The speech recognition method according to claim 1,
The above speech recognition reliability calculation process is as follows:
A word set acquisition step of dividing the word of the speech recognition result into a word set while moving a predetermined number n from the beginning by m, which is a number smaller than n;
Multiply the word recognition reliability by the duration of the word and cancel the time normalization, add the sum, and divide the sum by the sum of the durations of all words in the word set. A word set sound reliability calculation step to be obtained as a set sound reliability;
By referring to a word association degree table representing the degree of association between two words among all the combinations between words included in the speech recognition result, an average value of association strengths of the combinations of two words included in the word set is obtained.
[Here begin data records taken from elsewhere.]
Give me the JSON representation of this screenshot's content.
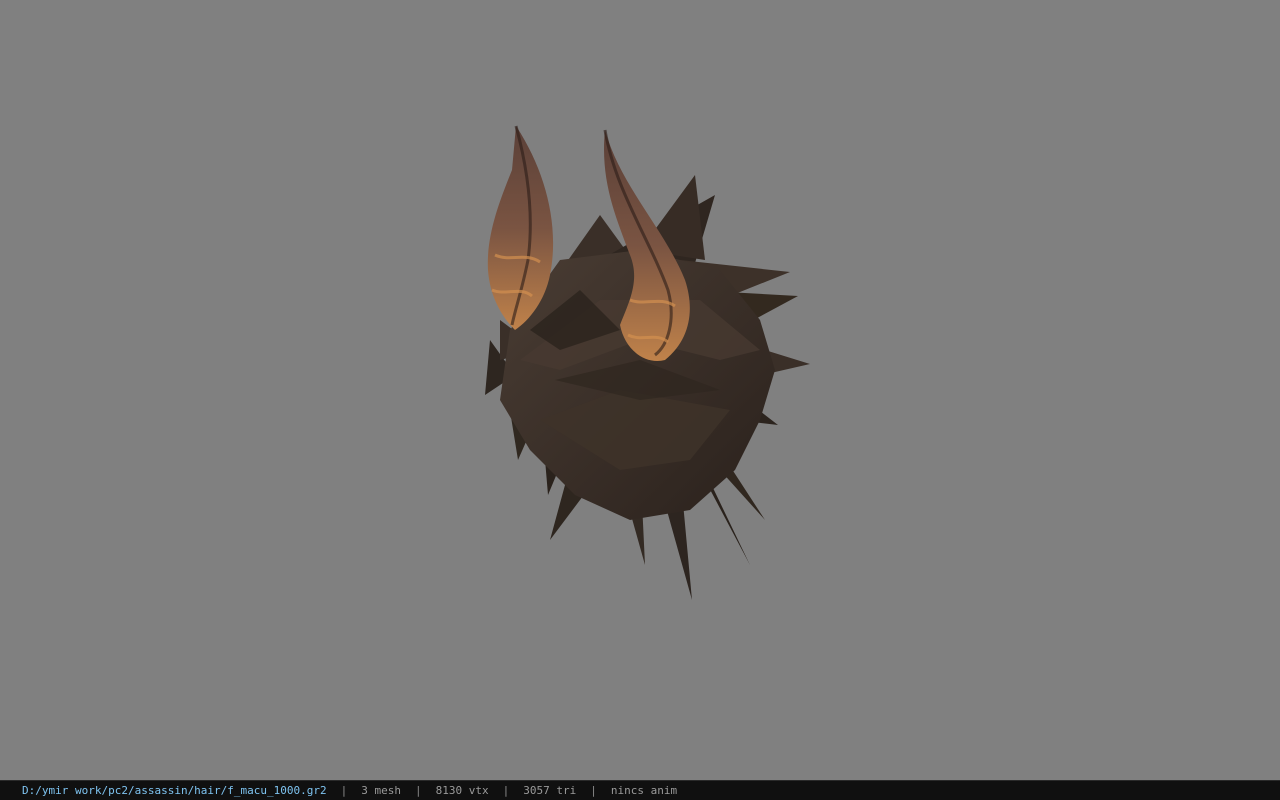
{
  "viewer": {
    "background_color": "#808080",
    "model_name": "hair-with-horns-model",
    "hair_color": "#3b2f28",
    "horn_color": "#6a4a3c"
  },
  "status": {
    "file_path": "D:/ymir work/pc2/assassin/hair/f_macu_1000.gr2",
    "separator": "|",
    "mesh_count": "3 mesh",
    "vertex_count": "8130 vtx",
    "triangle_count": "3057 tri",
    "anim_status": "nincs anim"
  }
}
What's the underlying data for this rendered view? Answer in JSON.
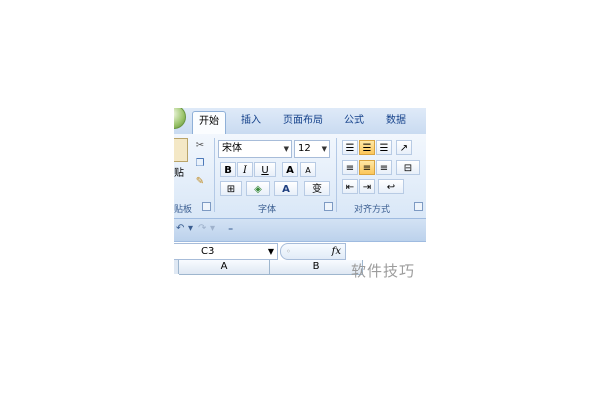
{
  "tabs": [
    "开始",
    "插入",
    "页面布局",
    "公式",
    "数据"
  ],
  "active_tab": "开始",
  "clipboard": {
    "paste_label": "贴",
    "group_label": "贴板"
  },
  "font": {
    "name": "宋体",
    "size": "12",
    "bold": "B",
    "italic": "I",
    "underline": "U",
    "grow": "A",
    "shrink": "A",
    "color": "A",
    "phonetic": "变",
    "group_label": "字体"
  },
  "alignment": {
    "group_label": "对齐方式"
  },
  "formula_bar": {
    "cell_ref": "C3",
    "fx": "fx"
  },
  "sheet": {
    "columns": [
      "A",
      "B"
    ]
  },
  "watermark": "软件技巧",
  "icons": [
    "office-orb-icon",
    "cut-icon",
    "copy-icon",
    "format-painter-icon",
    "undo-icon",
    "redo-icon",
    "customize-qat-icon"
  ]
}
A word set context reliability calculation step to obtain as word set context reliability,
A reliability integration step of obtaining a value obtained by averaging the word set acoustic reliability and the word set context reliability of the entire voice document as a voice document recognition reliability;
A speech recognition method comprising:

The speech recognition method according to claim 1,
The above speech recognition reliability calculation process is as follows:
The word of the speech recognition result is divided into a word set while moving a predetermined number n from the beginning by m less than n, and immediately before the first to mth words to be added to the first word set The duplicate flag and the immediately following duplicate flag are set to false, the immediately preceding duplicate flag of the first to N · mth words to be added to the Nth word set is true and the immediately following duplicate flag is false, and the N · m + 1 to n + N A word set acquisition step in which the immediately preceding duplicate flag of the mth word is false and the immediately following duplicate flag is true;
The overlapping section storage step for storing the value obtained by multiplying the word recognition reliability of the word for which the duplication flag is true by the duration length of the word and canceling the time normalization, and the duration length, and
A value obtained by multiplying the word recognition reliability of the word whose previous duplicate flag is false and the true duplicate flag is true by the duration length of the word and canceling the time normalization, the duration duration, and the overlapping section storing step A word set acoustic reliability fast calculation step for calculating the acoustic reliability of the word set from the value stored in
A speech recognition method comprising:

A speech recognition unit that outputs a speech recognition result to which word recognition reliability is given for each word obtained by performing speech recognition processing on the input speech document;
A speech recognition reliability calculation unit that calculates and outputs a speech document recognition reliability that is a recognition reliability of the entire speech document by using the speech recognition result as an input;
A voice document removal unit that removes a voice document that is less than a predetermined voice document recognition reliability threshold by inputting the voice recognition result and the voice document recognition reliability;
A word removal unit that removes words having a word recognition reliability less than a predetermined word recognition reliability threshold from the voice recognition result of the voice document that has not been removed by the voice document removal unit;
A speech recognition apparatus comprising:

A speech recognition method program for causing a computer to execute the speech recognition method according to claim 1.